WNDO (1520 AM) is a radio station licensed to serve Apopka, Florida, United States. Owned by Sam Rogatinsky, through licensee Orlando Radio Marketing, Inc., the station operates on 1520 kHz with a daytime power of 5 kW & a nighttime power of 350 watts. Its transmitter is located in Apopka. The station currently programs a Haitian Creole-language format known as Radio Nouvelle Lumiere.

==History==
===Religious WTLN===
1520 kHz in Apopka was established as one of the first religious radio stations in central Florida in 1964. Tom Moffit Sr., a Philadelphia announcer and consultant to preachers, saw an opportunity in a new 1,000-watt station on 1480 kHz, WXIV, owned by an Atlanta preacher, but after delays scuttled the purchase, he instead built WTLN. The call letters represented the four members of Moffit's family: wife, Tom, Linda and Nancy. It originally aired a middle-of-the-road music format with religious programs interspersed.
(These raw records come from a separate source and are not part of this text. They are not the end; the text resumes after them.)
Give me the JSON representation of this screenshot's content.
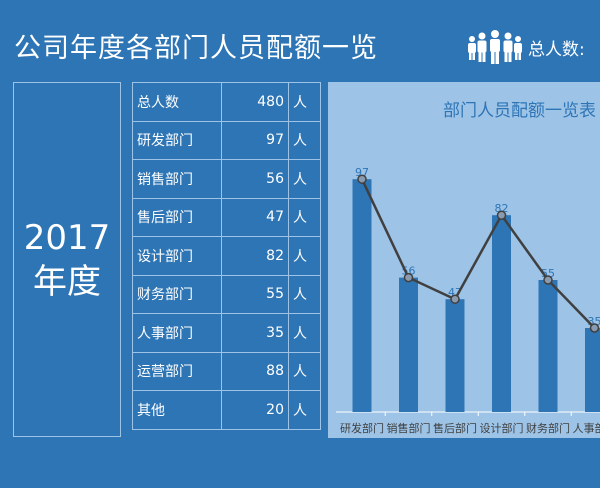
{
  "header": {
    "title": "公司年度各部门人员配额一览",
    "total_label": "总人数:",
    "icon": "people-group-icon"
  },
  "year": {
    "number": "2017",
    "suffix": "年度"
  },
  "table": {
    "rows": [
      {
        "name": "总人数",
        "value": "480",
        "unit": "人"
      },
      {
        "name": "研发部门",
        "value": "97",
        "unit": "人"
      },
      {
        "name": "销售部门",
        "value": "56",
        "unit": "人"
      },
      {
        "name": "售后部门",
        "value": "47",
        "unit": "人"
      },
      {
        "name": "设计部门",
        "value": "82",
        "unit": "人"
      },
      {
        "name": "财务部门",
        "value": "55",
        "unit": "人"
      },
      {
        "name": "人事部门",
        "value": "35",
        "unit": "人"
      },
      {
        "name": "运营部门",
        "value": "88",
        "unit": "人"
      },
      {
        "name": "其他",
        "value": "20",
        "unit": "人"
      }
    ]
  },
  "colors": {
    "background": "#2e75b6",
    "panel": "#9dc3e6",
    "bar": "#2e75b6",
    "line": "#404040"
  },
  "chart_data": {
    "type": "bar+line",
    "title": "部门人员配额一览表",
    "categories": [
      "研发部门",
      "销售部门",
      "售后部门",
      "设计部门",
      "财务部门",
      "人事部门"
    ],
    "values": [
      97,
      56,
      47,
      82,
      55,
      35
    ],
    "data_labels": true,
    "grid": false
  }
}
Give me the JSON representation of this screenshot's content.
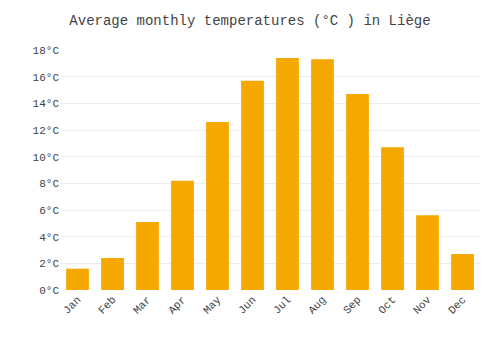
{
  "chart_data": {
    "type": "bar",
    "title": "Average monthly temperatures (°C ) in Liège",
    "categories": [
      "Jan",
      "Feb",
      "Mar",
      "Apr",
      "May",
      "Jun",
      "Jul",
      "Aug",
      "Sep",
      "Oct",
      "Nov",
      "Dec"
    ],
    "values": [
      1.6,
      2.4,
      5.1,
      8.2,
      12.6,
      15.7,
      17.4,
      17.3,
      14.7,
      10.7,
      5.6,
      2.7
    ],
    "color": "#F5A800",
    "ylim": [
      0,
      18
    ],
    "yticks": [
      {
        "value": 0,
        "label": "0°C"
      },
      {
        "value": 2,
        "label": "2°C"
      },
      {
        "value": 4,
        "label": "4°C"
      },
      {
        "value": 6,
        "label": "6°C"
      },
      {
        "value": 8,
        "label": "8°C"
      },
      {
        "value": 10,
        "label": "10°C"
      },
      {
        "value": 12,
        "label": "12°C"
      },
      {
        "value": 14,
        "label": "14°C"
      },
      {
        "value": 16,
        "label": "16°C"
      },
      {
        "value": 18,
        "label": "18°C"
      }
    ],
    "grid": true
  }
}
Four years later, WTLN expanded with the launch of WTLN-FM 95.3 in 1968. The FM station offered the then-daytimer the opportunity to broadcast after sunset. WTLN/WTLN-FM continued to operate on a simulcast basis until 1991. At that time, the AM frequency began airing a separate Southern Gospel format as "1520 The Word"; the FM continued with its soft contemporary Christian music, and the two stations continued to jointly broadcast selected programs. One of those programs was Central Florida Forum, hosted by Dr. George Crossley; the program moved exclusively to WTLN in 1995. Crossley was arrested in 1996 and convicted the next year after hiring a hitman—in actuality, an undercover federal agent—to kill his former lover's estranged husband; said victim then started a campaign to encourage an advertiser boycott of WTLN. After spending 40 months in prison, Crossley returned to radio at WEUS (810 AM); in 2010 he collapsed while at that station, dying shortly after.
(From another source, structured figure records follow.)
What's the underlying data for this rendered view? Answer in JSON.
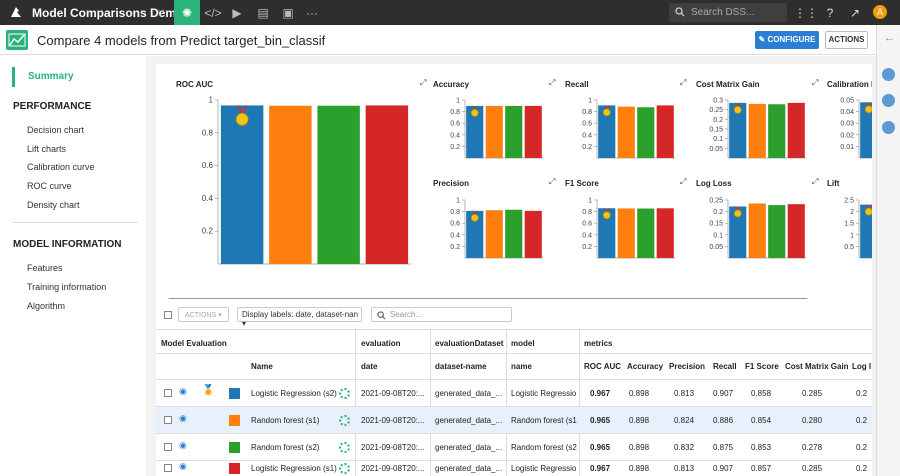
{
  "app": {
    "title": "Model Comparisons Demo",
    "search_placeholder": "Search DSS...",
    "avatar_letter": "A"
  },
  "header": {
    "title": "Compare 4 models from Predict target_bin_classif",
    "configure_label": "CONFIGURE",
    "actions_label": "ACTIONS"
  },
  "sidebar": {
    "summary": "Summary",
    "performance_heading": "PERFORMANCE",
    "performance_items": [
      "Decision chart",
      "Lift charts",
      "Calibration curve",
      "ROC curve",
      "Density chart"
    ],
    "model_info_heading": "MODEL INFORMATION",
    "model_info_items": [
      "Features",
      "Training information",
      "Algorithm"
    ]
  },
  "colors": {
    "accent": "#2ab37b",
    "blue": "#1f77b4",
    "orange": "#ff7f0e",
    "green": "#2ca02c",
    "red": "#d62728",
    "primary_button": "#2a7fd4"
  },
  "chart_data": [
    {
      "type": "bar",
      "title": "ROC AUC",
      "values": [
        0.967,
        0.965,
        0.965,
        0.967
      ],
      "ylim": [
        0,
        1
      ],
      "yticks": [
        0.2,
        0.4,
        0.6,
        0.8,
        1
      ]
    },
    {
      "type": "bar",
      "title": "Accuracy",
      "values": [
        0.898,
        0.898,
        0.898,
        0.898
      ],
      "ylim": [
        0,
        1
      ],
      "yticks": [
        0.2,
        0.4,
        0.6,
        0.8,
        1
      ]
    },
    {
      "type": "bar",
      "title": "Recall",
      "values": [
        0.907,
        0.886,
        0.875,
        0.907
      ],
      "ylim": [
        0,
        1
      ],
      "yticks": [
        0.2,
        0.4,
        0.6,
        0.8,
        1
      ]
    },
    {
      "type": "bar",
      "title": "Cost Matrix Gain",
      "values": [
        0.285,
        0.28,
        0.278,
        0.285
      ],
      "ylim": [
        0,
        0.3
      ],
      "yticks": [
        0.05,
        0.1,
        0.15,
        0.2,
        0.25,
        0.3
      ]
    },
    {
      "type": "bar",
      "title": "Calibration Los",
      "values": [
        0.048,
        0.043,
        0.042,
        0.043
      ],
      "ylim": [
        0,
        0.05
      ],
      "yticks": [
        0.01,
        0.02,
        0.03,
        0.04,
        0.05
      ]
    },
    {
      "type": "bar",
      "title": "Precision",
      "values": [
        0.813,
        0.824,
        0.832,
        0.813
      ],
      "ylim": [
        0,
        1
      ],
      "yticks": [
        0.2,
        0.4,
        0.6,
        0.8,
        1
      ]
    },
    {
      "type": "bar",
      "title": "F1 Score",
      "values": [
        0.858,
        0.854,
        0.853,
        0.857
      ],
      "ylim": [
        0,
        1
      ],
      "yticks": [
        0.2,
        0.4,
        0.6,
        0.8,
        1
      ]
    },
    {
      "type": "bar",
      "title": "Log Loss",
      "values": [
        0.222,
        0.235,
        0.228,
        0.232
      ],
      "ylim": [
        0,
        0.25
      ],
      "yticks": [
        0.05,
        0.1,
        0.15,
        0.2,
        0.25
      ]
    },
    {
      "type": "bar",
      "title": "Lift",
      "values": [
        2.3,
        2.3,
        2.3,
        2.3
      ],
      "ylim": [
        0,
        2.5
      ],
      "yticks": [
        0.5,
        1,
        1.5,
        2,
        2.5
      ]
    }
  ],
  "table": {
    "actions_label": "ACTIONS",
    "display_labels": "Display labels: date, dataset-nan",
    "search_placeholder": "Search...",
    "groups": {
      "model_evaluation": "Model Evaluation",
      "evaluation": "evaluation",
      "evaluation_dataset": "evaluationDataset",
      "model": "model",
      "metrics": "metrics"
    },
    "columns": {
      "name": "Name",
      "date": "date",
      "dataset": "dataset-name",
      "model_name": "name",
      "roc_auc": "ROC AUC",
      "accuracy": "Accuracy",
      "precision": "Precision",
      "recall": "Recall",
      "f1": "F1 Score",
      "cost": "Cost Matrix Gain",
      "logloss": "Log l"
    },
    "rows": [
      {
        "name": "Logistic Regression (s2)",
        "date": "2021-09-08T20:...",
        "dataset": "generated_data_...",
        "model": "Logistic Regressio...",
        "roc_auc": "0.967",
        "accuracy": "0.898",
        "precision": "0.813",
        "recall": "0.907",
        "f1": "0.858",
        "cost": "0.285",
        "logloss": "0.2"
      },
      {
        "name": "Random forest (s1)",
        "date": "2021-09-08T20:...",
        "dataset": "generated_data_...",
        "model": "Random forest (s1)",
        "roc_auc": "0.965",
        "accuracy": "0.898",
        "precision": "0.824",
        "recall": "0.886",
        "f1": "0.854",
        "cost": "0.280",
        "logloss": "0.2"
      },
      {
        "name": "Random forest (s2)",
        "date": "2021-09-08T20:...",
        "dataset": "generated_data_...",
        "model": "Random forest (s2)",
        "roc_auc": "0.965",
        "accuracy": "0.898",
        "precision": "0.832",
        "recall": "0.875",
        "f1": "0.853",
        "cost": "0.278",
        "logloss": "0.2"
      },
      {
        "name": "Logistic Regression (s1)",
        "date": "2021-09-08T20:...",
        "dataset": "generated_data_...",
        "model": "Logistic Regressio...",
        "roc_auc": "0.967",
        "accuracy": "0.898",
        "precision": "0.813",
        "recall": "0.907",
        "f1": "0.857",
        "cost": "0.285",
        "logloss": "0.2"
      }
    ]
  }
}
WTLN was approved in 1995 to begin nighttime service at its present 350 watts.

===New call letters, new owner===
In early 1998, Moffit struck a deal to sell WTLN-FM, which had retained the same owner since 1968, to Cox Radio for $14.3 million and Cox's AM station WZKD (950 AM). The call letters of 1520 AM changed to WHIM on July 1, 1998, airing a traditional Christian music format it called "Christian heritage radio"; additionally, the WTLN religious programming moved exclusively to the 950 frequency on January 1, 1999.

Alton Rainbow sold WHIM and WTLN after more than 40 years to Salem Communications in a $10 million acquisition in 2005. That same year, Salem acquired WORL (660 AM), giving the company three AM stations in Orlando.

In 2010, WHIM changed its call letters to WBZW. Known as "1520 The Biz" and later simply as "1520 WBZW, Your Hometown Station", the station aired a business news format as well as talk programs of interest to the Apopka area. In 2016, talk show host Jim Turner, who helmed an afternoon show known as "My Community", was suspended after he called victims of the Orlando nightclub shooting "sexual deviants".

===Radio Nouvelle Lumiere===
In November 2019, Salem Media Group sold WBZW and the construction permit for its unbuilt translator for $185,000 to Orlando Radio Marketing, owned by Sam Rogatinsky. It was the second sale by Salem that year of one of its Orlando stations, having reached a deal to divest the 660 frequency in July. On March 1, 2020, WBZW dropped its business talk format and flipped to Haitian Creole, becoming the network's third station after WPBR in the West Palm Beach area and WTPA in the Tampa area, also owned by Rogatinsky. The sale to Rogatinsky was consummated on April 6, 2020, at which point the station changed its call sign to WNDO.